Good Lord, I feel like the lunatic in the wilderness here.

I admit I haven't tried getting all the corporations and for my play style, I really like the mining one. It gives me hammers in my production cities and even playing on Prince, I haven't run into this dire "inflation killing my civ" experience yet. My next game will be on Monarch, and maybe that will change things, but let's be honest and own up to the fact that Civ is made for Warlords/Prince/Noble level. I'd be pissed if they made the game for the hardcore immortal/deity level types whose game I have no desire to play. I don't think that is a minority opinion.

I only send Mining executives to three, maybe four, cities. The rest go to vassals and opponents. In one game they made me rich, in another they netted me nothing, but the bonuses I got from my three production cities were worth the income I sacrificed. So basically my experience is, if you are selective, you get a bonus and if you are selective and lucky, you get a bonus and gold. How is this completely broken?
 
let's be honest and own up to the fact that Civ is made for Warlords/Prince/Noble level.

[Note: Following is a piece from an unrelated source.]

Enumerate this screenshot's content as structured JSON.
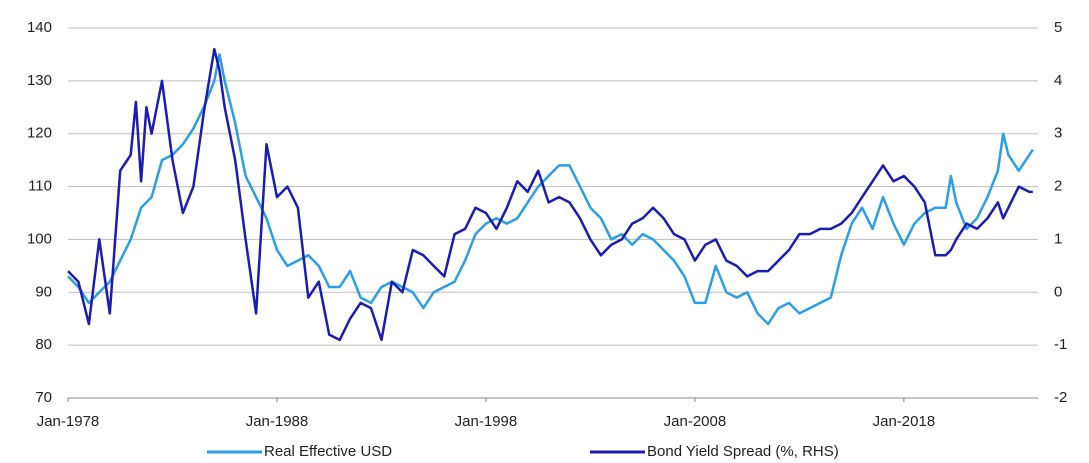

I think design decisions are primarily set for Monarch/Emperor level. At the lower levels, these decisions mostly don't make much difference to player's enjoyment, and at higher levels, everything tends to get rather distorted.
 
Leave it as it is. It's realistic, game-breaking, and there's no really need for them to change it.
 
I think design decisions are primarily set for Monarch/Emperor level. At the lower levels, these decisions mostly don't make much difference to player's enjoyment, and at higher levels, everything tends to get rather distorted.

why would you believe this, and is your belief more valid based on the factual basis? :crazyeye:
 
I think design decisions are primarily set for Monarch/Emperor level. At the lower levels, these decisions mostly don't make much difference to player's enjoyment, and at higher levels, everything tends to get rather distorted.

That might be the case. I'm certainly not the savviest Civ player here. But I would argue out of the millions of Civ sold, most players are playing in the Warlord/Prince/Noble range. I admit I work in advertising rather than product development, but it would seem odd to design something for the minority rather than the largest target audience.
 
That might be the case. I'm certainly not the savviest Civ player here. But I would argue out of the millions of Civ sold, most players are playing in the Warlord/Prince/Noble range. I admit I work in advertising rather than product development, but it would seem odd to design something for the minority rather than the largest target audience.

Generally, the best design targets the minority and serves the majority. This means that nothing about the design breaks the high-end game, but the game is still fun for everyone of all ages.

In the example of Civ4, this would mean that features wouldn't be broken at Immortal/Deity, but they'd still be fun to use at Settler.